Does secondary water barrier (peel-and-stick under shingles) really need to be in the permit specification, or can the roofer just install it?

It must be in the permit specification. Boynton Beach's inspector will ask to see the product name and ASTM rating (D1970 or D4970) during the rough-in inspection — before shingles are installed over it. If it's not documented on the permit and the inspector can't verify the product, they may reject the rough-in and ask you to remove shingles for a re-inspection. Specify the exact product (e.g., 'Grace Ice & Water Shield, ASTM D1970, 36-inch width, full deck coverage') in the permit application. The roofer should provide a product receipt and invoice showing the barrier was installed; keep this for city inspection and insurance documentation.

What if my contractor says they can skip the permit and just pull it 'after the fact' if the city complains?

Do not agree to this. Unpermitted work in Boynton Beach triggers stop-work orders ($500–$2,500 fines), double permit fees ($400–$700 re-pull plus original fee), forced removal in extreme cases, and resale/refinance complications (unpermitted work must be disclosed and can block closing). Insurance companies also conduct loss investigation and may deny wind-damage claims if they discover unpermitted retrofit work. The 'corrective permit' path is more expensive and time-consuming than doing it right from the start. A reputable contractor will not suggest this; if they do, hire someone else.

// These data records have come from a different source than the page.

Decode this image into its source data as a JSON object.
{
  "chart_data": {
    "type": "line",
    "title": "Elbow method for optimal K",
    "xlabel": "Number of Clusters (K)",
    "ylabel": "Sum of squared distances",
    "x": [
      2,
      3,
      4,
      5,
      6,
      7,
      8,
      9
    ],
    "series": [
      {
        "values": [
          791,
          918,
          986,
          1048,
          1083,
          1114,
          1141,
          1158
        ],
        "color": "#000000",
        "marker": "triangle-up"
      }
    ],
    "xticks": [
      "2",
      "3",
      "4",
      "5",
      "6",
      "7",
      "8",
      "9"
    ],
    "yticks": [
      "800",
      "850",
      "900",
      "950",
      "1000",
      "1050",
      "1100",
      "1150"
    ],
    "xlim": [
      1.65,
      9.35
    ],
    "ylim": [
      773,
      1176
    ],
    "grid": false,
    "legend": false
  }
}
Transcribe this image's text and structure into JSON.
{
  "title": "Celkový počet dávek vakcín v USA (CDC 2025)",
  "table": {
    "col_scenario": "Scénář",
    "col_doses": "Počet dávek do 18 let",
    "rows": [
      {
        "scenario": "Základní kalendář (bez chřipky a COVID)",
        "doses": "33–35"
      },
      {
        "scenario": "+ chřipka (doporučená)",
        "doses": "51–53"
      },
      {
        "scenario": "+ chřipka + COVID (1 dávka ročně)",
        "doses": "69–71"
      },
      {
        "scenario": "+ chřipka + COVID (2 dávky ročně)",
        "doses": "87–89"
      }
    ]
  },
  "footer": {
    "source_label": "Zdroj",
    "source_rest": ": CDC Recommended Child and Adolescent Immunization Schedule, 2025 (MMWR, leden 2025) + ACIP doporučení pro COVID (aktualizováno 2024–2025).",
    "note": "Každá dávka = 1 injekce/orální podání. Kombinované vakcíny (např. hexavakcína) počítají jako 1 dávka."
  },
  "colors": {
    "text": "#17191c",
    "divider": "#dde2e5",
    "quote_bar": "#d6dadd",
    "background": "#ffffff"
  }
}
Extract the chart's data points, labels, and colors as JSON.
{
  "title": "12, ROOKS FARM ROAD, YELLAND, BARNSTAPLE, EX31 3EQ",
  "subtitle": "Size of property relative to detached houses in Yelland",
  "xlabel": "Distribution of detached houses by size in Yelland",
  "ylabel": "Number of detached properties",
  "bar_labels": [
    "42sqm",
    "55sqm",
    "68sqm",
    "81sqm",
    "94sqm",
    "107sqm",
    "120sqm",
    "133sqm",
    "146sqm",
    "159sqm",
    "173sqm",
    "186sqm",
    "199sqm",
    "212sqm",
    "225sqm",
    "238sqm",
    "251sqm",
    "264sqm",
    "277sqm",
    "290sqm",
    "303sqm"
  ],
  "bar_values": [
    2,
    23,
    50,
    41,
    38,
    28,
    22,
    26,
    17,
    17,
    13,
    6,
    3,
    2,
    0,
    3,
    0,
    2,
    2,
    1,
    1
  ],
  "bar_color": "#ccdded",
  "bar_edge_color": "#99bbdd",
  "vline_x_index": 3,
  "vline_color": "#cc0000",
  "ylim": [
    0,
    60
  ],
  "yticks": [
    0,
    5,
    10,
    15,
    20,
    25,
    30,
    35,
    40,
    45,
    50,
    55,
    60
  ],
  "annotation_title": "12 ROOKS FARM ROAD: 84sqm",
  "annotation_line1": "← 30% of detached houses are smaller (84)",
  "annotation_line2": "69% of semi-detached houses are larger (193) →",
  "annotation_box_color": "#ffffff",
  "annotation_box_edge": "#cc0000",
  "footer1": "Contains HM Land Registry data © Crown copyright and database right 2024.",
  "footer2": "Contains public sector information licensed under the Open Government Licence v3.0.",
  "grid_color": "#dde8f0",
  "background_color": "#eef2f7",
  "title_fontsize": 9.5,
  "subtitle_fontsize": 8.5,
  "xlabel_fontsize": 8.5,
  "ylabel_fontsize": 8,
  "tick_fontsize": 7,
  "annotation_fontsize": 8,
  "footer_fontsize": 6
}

Is the My Safe Florida Home grant processed through Boynton Beach's Building Department?

The grant is administered by the State of Florida, but applications are often processed through local nonprofits or the building department. Contact Boynton Beach's Building Department or the city's Community Development office to request a My Safe Florida Home application. Income-qualified households (under 140% state median income) can receive $2,000–$10,000 toward retrofit costs. The application requires a pre-retrofit energy audit and site inspection. If approved, the grant typically processes in 4-8 weeks, so apply early if you plan to use it for your retrofit.

Can I apply the same impact-shutter or window specifications from another Florida city to Boynton Beach?

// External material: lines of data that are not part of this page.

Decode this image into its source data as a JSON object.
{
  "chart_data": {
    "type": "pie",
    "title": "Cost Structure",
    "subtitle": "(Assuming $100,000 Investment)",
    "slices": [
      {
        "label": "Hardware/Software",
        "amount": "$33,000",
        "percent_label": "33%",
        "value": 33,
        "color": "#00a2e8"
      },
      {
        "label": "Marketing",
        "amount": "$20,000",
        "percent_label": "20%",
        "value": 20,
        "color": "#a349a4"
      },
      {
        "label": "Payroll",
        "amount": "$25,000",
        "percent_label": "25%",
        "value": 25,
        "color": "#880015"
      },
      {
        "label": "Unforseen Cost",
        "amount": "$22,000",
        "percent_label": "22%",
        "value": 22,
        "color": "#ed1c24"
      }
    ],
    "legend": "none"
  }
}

Not necessarily. Boynton Beach is HVHZ Zone 2 (150 mph design wind speed), while some inland Florida cities are non-HVHZ (115 mph) or lower zones (125 mph). HVHZ products carry Miami-Dade TAS labels; non-HVHZ products may not. Boynton Beach's permit office will reject specifications that don't reference TAS 201/202/203 for shutters and windows, even if they're certified for a lower wind speed or a different county. Always verify the product TAS label before transferring specs from another job or location. A TAS 201 shutter is 'good everywhere in HVHZ Florida,' but a non-TAS shutter certified for, say, Volusia County will not be accepted in Boynton Beach.

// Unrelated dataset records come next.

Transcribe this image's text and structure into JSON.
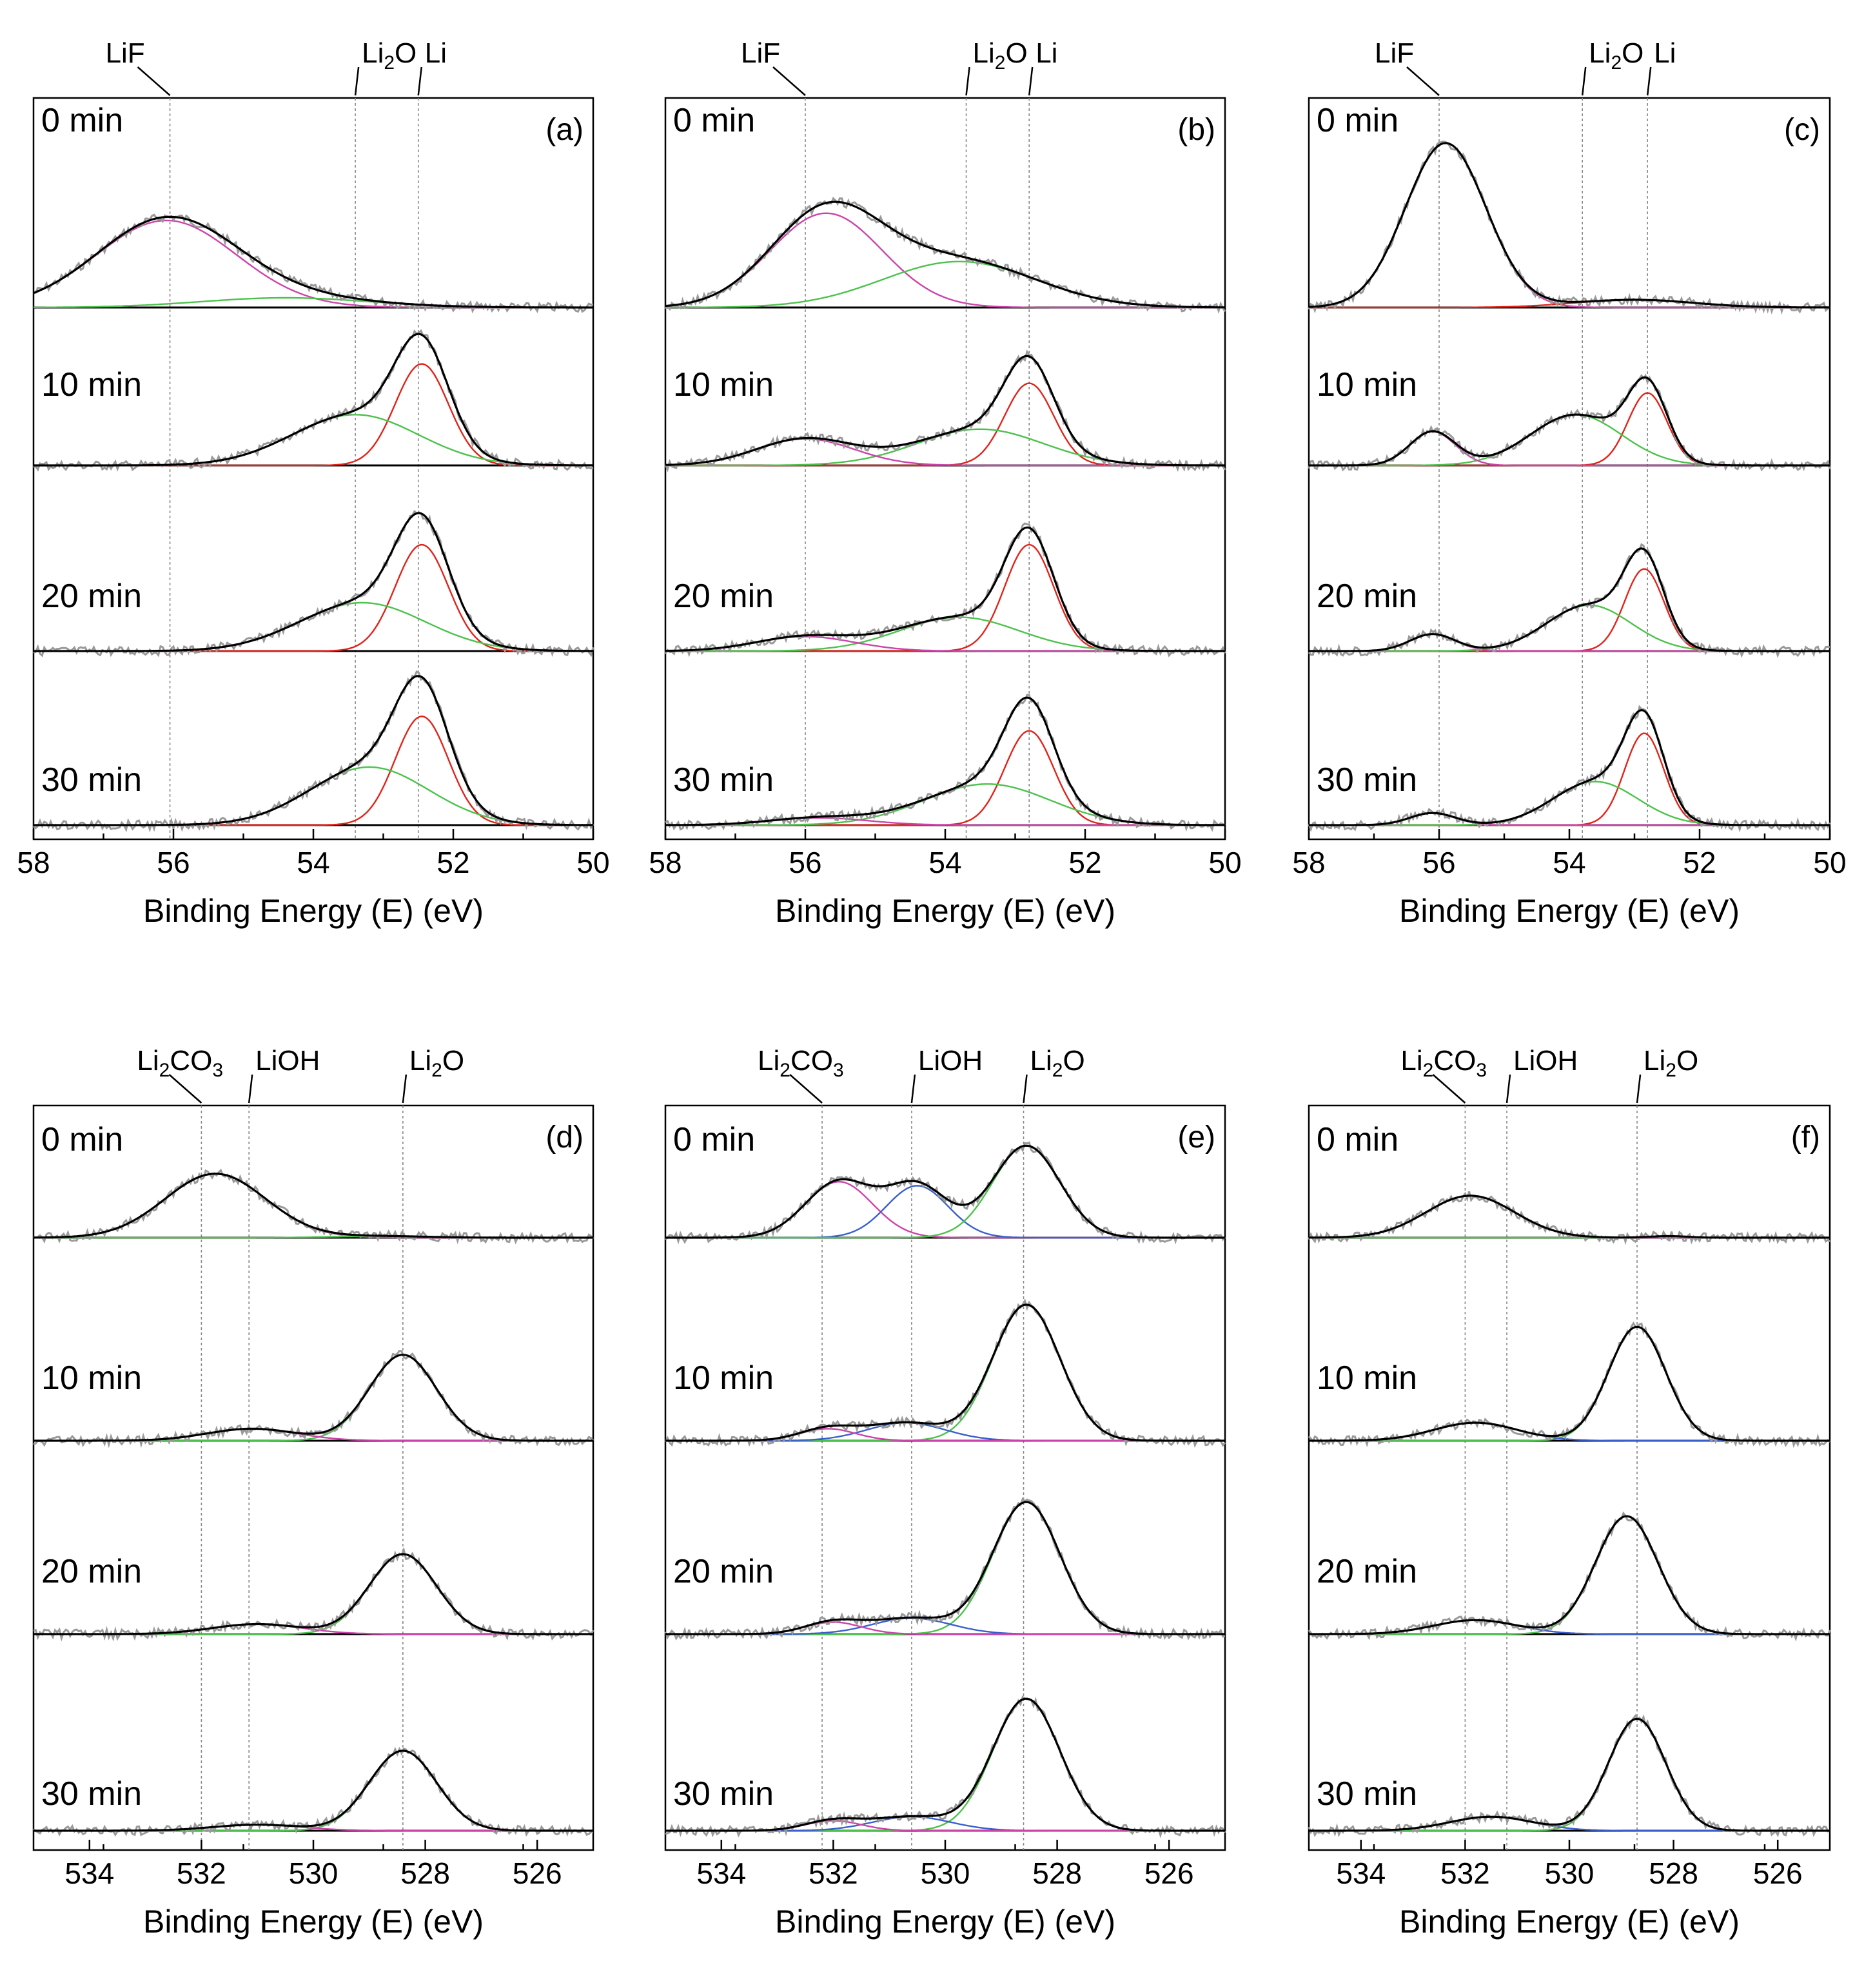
{
  "colors": {
    "raw": "#9a9a9a",
    "envelope": "#000000",
    "Li": "#e2231a",
    "LiF": "#cc44aa",
    "Li2O": "#4cc24c",
    "LiOH": "#3a5fcd",
    "Li2CO3": "#cc44aa"
  },
  "chart_data": [
    {
      "id": "a",
      "panel_label": "(a)",
      "type": "line",
      "xlabel": "Binding Energy (E) (eV)",
      "xlim": [
        58,
        50
      ],
      "xticks": [
        "58",
        "56",
        "54",
        "52",
        "50"
      ],
      "ref_labels": [
        {
          "text": "LiF",
          "x": 56.05
        },
        {
          "html": "Li<tspan class=\"sub\" dy=\"10\">2</tspan><tspan dy=\"-10\">O</tspan>",
          "text": "Li2O",
          "x": 53.4
        },
        {
          "text": "Li",
          "x": 52.5
        }
      ],
      "series": [
        {
          "name": "0 min",
          "peaks": [
            {
              "c": 56.1,
              "h": 1.8,
              "w": 1.0,
              "comp": "LiF"
            },
            {
              "c": 54.4,
              "h": 0.2,
              "w": 1.2,
              "comp": "Li2O"
            }
          ]
        },
        {
          "name": "10 min",
          "peaks": [
            {
              "c": 52.45,
              "h": 2.1,
              "w": 0.38,
              "comp": "Li"
            },
            {
              "c": 53.4,
              "h": 1.05,
              "w": 0.9,
              "comp": "Li2O"
            }
          ]
        },
        {
          "name": "20 min",
          "peaks": [
            {
              "c": 52.45,
              "h": 2.2,
              "w": 0.38,
              "comp": "Li"
            },
            {
              "c": 53.3,
              "h": 1.0,
              "w": 0.9,
              "comp": "Li2O"
            }
          ]
        },
        {
          "name": "30 min",
          "peaks": [
            {
              "c": 52.45,
              "h": 2.25,
              "w": 0.38,
              "comp": "Li"
            },
            {
              "c": 53.2,
              "h": 1.2,
              "w": 0.85,
              "comp": "Li2O"
            }
          ]
        }
      ]
    },
    {
      "id": "b",
      "panel_label": "(b)",
      "type": "line",
      "xlabel": "Binding Energy (E) (eV)",
      "xlim": [
        58,
        50
      ],
      "xticks": [
        "58",
        "56",
        "54",
        "52",
        "50"
      ],
      "ref_labels": [
        {
          "text": "LiF",
          "x": 56.0
        },
        {
          "html": "Li<tspan class=\"sub\" dy=\"10\">2</tspan><tspan dy=\"-10\">O</tspan>",
          "text": "Li2O",
          "x": 53.7
        },
        {
          "text": "Li",
          "x": 52.8
        }
      ],
      "series": [
        {
          "name": "0 min",
          "peaks": [
            {
              "c": 55.7,
              "h": 1.95,
              "w": 0.8,
              "comp": "LiF"
            },
            {
              "c": 53.8,
              "h": 0.95,
              "w": 1.1,
              "comp": "Li2O"
            }
          ]
        },
        {
          "name": "10 min",
          "peaks": [
            {
              "c": 52.8,
              "h": 1.7,
              "w": 0.35,
              "comp": "Li"
            },
            {
              "c": 53.5,
              "h": 0.75,
              "w": 0.9,
              "comp": "Li2O"
            },
            {
              "c": 56.0,
              "h": 0.55,
              "w": 0.7,
              "comp": "LiF"
            }
          ]
        },
        {
          "name": "20 min",
          "peaks": [
            {
              "c": 52.8,
              "h": 2.2,
              "w": 0.35,
              "comp": "Li"
            },
            {
              "c": 53.8,
              "h": 0.7,
              "w": 0.85,
              "comp": "Li2O"
            },
            {
              "c": 56.0,
              "h": 0.3,
              "w": 0.7,
              "comp": "LiF"
            }
          ]
        },
        {
          "name": "30 min",
          "peaks": [
            {
              "c": 52.8,
              "h": 1.95,
              "w": 0.35,
              "comp": "Li"
            },
            {
              "c": 53.4,
              "h": 0.85,
              "w": 0.9,
              "comp": "Li2O"
            },
            {
              "c": 55.8,
              "h": 0.15,
              "w": 0.7,
              "comp": "LiF"
            }
          ]
        }
      ]
    },
    {
      "id": "c",
      "panel_label": "(c)",
      "type": "line",
      "xlabel": "Binding Energy (E) (eV)",
      "xlim": [
        58,
        50
      ],
      "xticks": [
        "58",
        "56",
        "54",
        "52",
        "50"
      ],
      "ref_labels": [
        {
          "text": "LiF",
          "x": 56.0
        },
        {
          "html": "Li<tspan class=\"sub\" dy=\"10\">2</tspan><tspan dy=\"-10\">O</tspan>",
          "text": "Li2O",
          "x": 53.8
        },
        {
          "text": "Li",
          "x": 52.8
        }
      ],
      "series": [
        {
          "name": "0 min",
          "peaks": [
            {
              "c": 55.9,
              "h": 3.4,
              "w": 0.62,
              "comp": "LiF"
            },
            {
              "c": 53.0,
              "h": 0.16,
              "w": 0.9,
              "comp": "Li"
            }
          ]
        },
        {
          "name": "10 min",
          "peaks": [
            {
              "c": 52.8,
              "h": 1.5,
              "w": 0.3,
              "comp": "Li"
            },
            {
              "c": 53.9,
              "h": 1.05,
              "w": 0.7,
              "comp": "Li2O"
            },
            {
              "c": 56.1,
              "h": 0.7,
              "w": 0.35,
              "comp": "LiF"
            }
          ]
        },
        {
          "name": "20 min",
          "peaks": [
            {
              "c": 52.85,
              "h": 1.7,
              "w": 0.3,
              "comp": "Li"
            },
            {
              "c": 53.7,
              "h": 0.95,
              "w": 0.65,
              "comp": "Li2O"
            },
            {
              "c": 56.1,
              "h": 0.35,
              "w": 0.35,
              "comp": "LiF"
            }
          ]
        },
        {
          "name": "30 min",
          "peaks": [
            {
              "c": 52.85,
              "h": 1.9,
              "w": 0.3,
              "comp": "Li"
            },
            {
              "c": 53.6,
              "h": 0.9,
              "w": 0.65,
              "comp": "Li2O"
            },
            {
              "c": 56.1,
              "h": 0.25,
              "w": 0.35,
              "comp": "LiF"
            }
          ]
        }
      ]
    },
    {
      "id": "d",
      "panel_label": "(d)",
      "type": "line",
      "xlabel": "Binding Energy (E) (eV)",
      "xlim": [
        535,
        525
      ],
      "xticks": [
        "534",
        "532",
        "530",
        "528",
        "526"
      ],
      "ref_labels": [
        {
          "html": "Li<tspan class=\"sub\" dy=\"10\">2</tspan><tspan dy=\"-10\">CO</tspan><tspan class=\"sub\" dy=\"10\">3</tspan>",
          "text": "Li2CO3",
          "x": 532.0
        },
        {
          "text": "LiOH",
          "x": 531.15
        },
        {
          "html": "Li<tspan class=\"sub\" dy=\"10\">2</tspan><tspan dy=\"-10\">O</tspan>",
          "text": "Li2O",
          "x": 528.4
        }
      ],
      "series": [
        {
          "name": "0 min",
          "peaks": [
            {
              "c": 531.75,
              "h": 1.6,
              "w": 0.9,
              "comp": "Li2CO3"
            },
            {
              "c": 528.8,
              "h": 0.04,
              "w": 0.8,
              "comp": "Li2O"
            }
          ]
        },
        {
          "name": "10 min",
          "peaks": [
            {
              "c": 528.4,
              "h": 2.15,
              "w": 0.6,
              "comp": "Li2O"
            },
            {
              "c": 531.1,
              "h": 0.3,
              "w": 0.8,
              "comp": "Li2CO3"
            }
          ]
        },
        {
          "name": "20 min",
          "peaks": [
            {
              "c": 528.4,
              "h": 2.0,
              "w": 0.6,
              "comp": "Li2O"
            },
            {
              "c": 531.0,
              "h": 0.25,
              "w": 0.8,
              "comp": "Li2CO3"
            }
          ]
        },
        {
          "name": "30 min",
          "peaks": [
            {
              "c": 528.4,
              "h": 2.0,
              "w": 0.6,
              "comp": "Li2O"
            },
            {
              "c": 531.0,
              "h": 0.15,
              "w": 0.8,
              "comp": "Li2CO3"
            }
          ]
        }
      ]
    },
    {
      "id": "e",
      "panel_label": "(e)",
      "type": "line",
      "xlabel": "Binding Energy (E) (eV)",
      "xlim": [
        535,
        525
      ],
      "xticks": [
        "534",
        "532",
        "530",
        "528",
        "526"
      ],
      "ref_labels": [
        {
          "html": "Li<tspan class=\"sub\" dy=\"10\">2</tspan><tspan dy=\"-10\">CO</tspan><tspan class=\"sub\" dy=\"10\">3</tspan>",
          "text": "Li2CO3",
          "x": 532.2
        },
        {
          "text": "LiOH",
          "x": 530.6
        },
        {
          "html": "Li<tspan class=\"sub\" dy=\"10\">2</tspan><tspan dy=\"-10\">O</tspan>",
          "text": "Li2O",
          "x": 528.6
        }
      ],
      "series": [
        {
          "name": "0 min",
          "peaks": [
            {
              "c": 531.9,
              "h": 1.4,
              "w": 0.6,
              "comp": "Li2CO3"
            },
            {
              "c": 530.5,
              "h": 1.3,
              "w": 0.55,
              "comp": "LiOH"
            },
            {
              "c": 528.55,
              "h": 2.3,
              "w": 0.6,
              "comp": "Li2O"
            }
          ]
        },
        {
          "name": "10 min",
          "peaks": [
            {
              "c": 528.55,
              "h": 3.4,
              "w": 0.6,
              "comp": "Li2O"
            },
            {
              "c": 530.7,
              "h": 0.45,
              "w": 0.7,
              "comp": "LiOH"
            },
            {
              "c": 532.1,
              "h": 0.3,
              "w": 0.5,
              "comp": "Li2CO3"
            }
          ]
        },
        {
          "name": "20 min",
          "peaks": [
            {
              "c": 528.55,
              "h": 3.3,
              "w": 0.6,
              "comp": "Li2O"
            },
            {
              "c": 530.6,
              "h": 0.4,
              "w": 0.7,
              "comp": "LiOH"
            },
            {
              "c": 532.0,
              "h": 0.3,
              "w": 0.5,
              "comp": "Li2CO3"
            }
          ]
        },
        {
          "name": "30 min",
          "peaks": [
            {
              "c": 528.55,
              "h": 3.3,
              "w": 0.6,
              "comp": "Li2O"
            },
            {
              "c": 530.6,
              "h": 0.35,
              "w": 0.7,
              "comp": "LiOH"
            },
            {
              "c": 532.0,
              "h": 0.25,
              "w": 0.5,
              "comp": "Li2CO3"
            }
          ]
        }
      ]
    },
    {
      "id": "f",
      "panel_label": "(f)",
      "type": "line",
      "xlabel": "Binding Energy (E) (eV)",
      "xlim": [
        535,
        525
      ],
      "xticks": [
        "534",
        "532",
        "530",
        "528",
        "526"
      ],
      "ref_labels": [
        {
          "html": "Li<tspan class=\"sub\" dy=\"10\">2</tspan><tspan dy=\"-10\">CO</tspan><tspan class=\"sub\" dy=\"10\">3</tspan>",
          "text": "Li2CO3",
          "x": 532.0
        },
        {
          "text": "LiOH",
          "x": 531.2
        },
        {
          "html": "Li<tspan class=\"sub\" dy=\"10\">2</tspan><tspan dy=\"-10\">O</tspan>",
          "text": "Li2O",
          "x": 528.7
        }
      ],
      "series": [
        {
          "name": "0 min",
          "peaks": [
            {
              "c": 531.9,
              "h": 1.05,
              "w": 0.85,
              "comp": "Li2CO3"
            },
            {
              "c": 528.1,
              "h": 0.04,
              "w": 0.35,
              "comp": "Li2O"
            }
          ]
        },
        {
          "name": "10 min",
          "peaks": [
            {
              "c": 528.7,
              "h": 2.85,
              "w": 0.55,
              "comp": "Li2O"
            },
            {
              "c": 531.8,
              "h": 0.45,
              "w": 0.8,
              "comp": "LiOH"
            }
          ]
        },
        {
          "name": "20 min",
          "peaks": [
            {
              "c": 528.9,
              "h": 2.95,
              "w": 0.6,
              "comp": "Li2O"
            },
            {
              "c": 531.8,
              "h": 0.35,
              "w": 0.8,
              "comp": "LiOH"
            }
          ]
        },
        {
          "name": "30 min",
          "peaks": [
            {
              "c": 528.7,
              "h": 2.8,
              "w": 0.55,
              "comp": "Li2O"
            },
            {
              "c": 531.5,
              "h": 0.35,
              "w": 0.8,
              "comp": "LiOH"
            }
          ]
        }
      ]
    }
  ]
}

Do I need a survey or property-line certification before pulling a hurricane retrofit permit?

No. Hurricane retrofits are improvements to the building envelope (roof, walls, doors, windows) and do not require property-line documentation. A survey is only needed if you're modifying the structure's footprint (adding a room, extending the roof deck) or if there's a boundary-line dispute. For a standard retrofit (roof straps, shutters, windows), no survey is required.

What is the difference between a Certificate of Compliance and a Permit Approval in Boynton Beach, and which one do I need for insurance?

A Permit Approval (issued when the permit is filed) means the city has accepted your application and assigned a permit number. A Certificate of Compliance (issued after final inspection) means the work has passed city inspection and is complete. Your insurance company and the state wind-mitigation form require the Certificate of Compliance — not just the permit number. Make sure the city issues a final Certificate of Compliance before considering the retrofit 'done.' This typically takes 1-2 days after the final inspection is passed.

Disclaimer: This guide is based on research conducted in May 2026 using publicly available sources. Always verify current wind / hurricane retrofit permit requirements with the City of Boynton Beach Building Department before starting your project.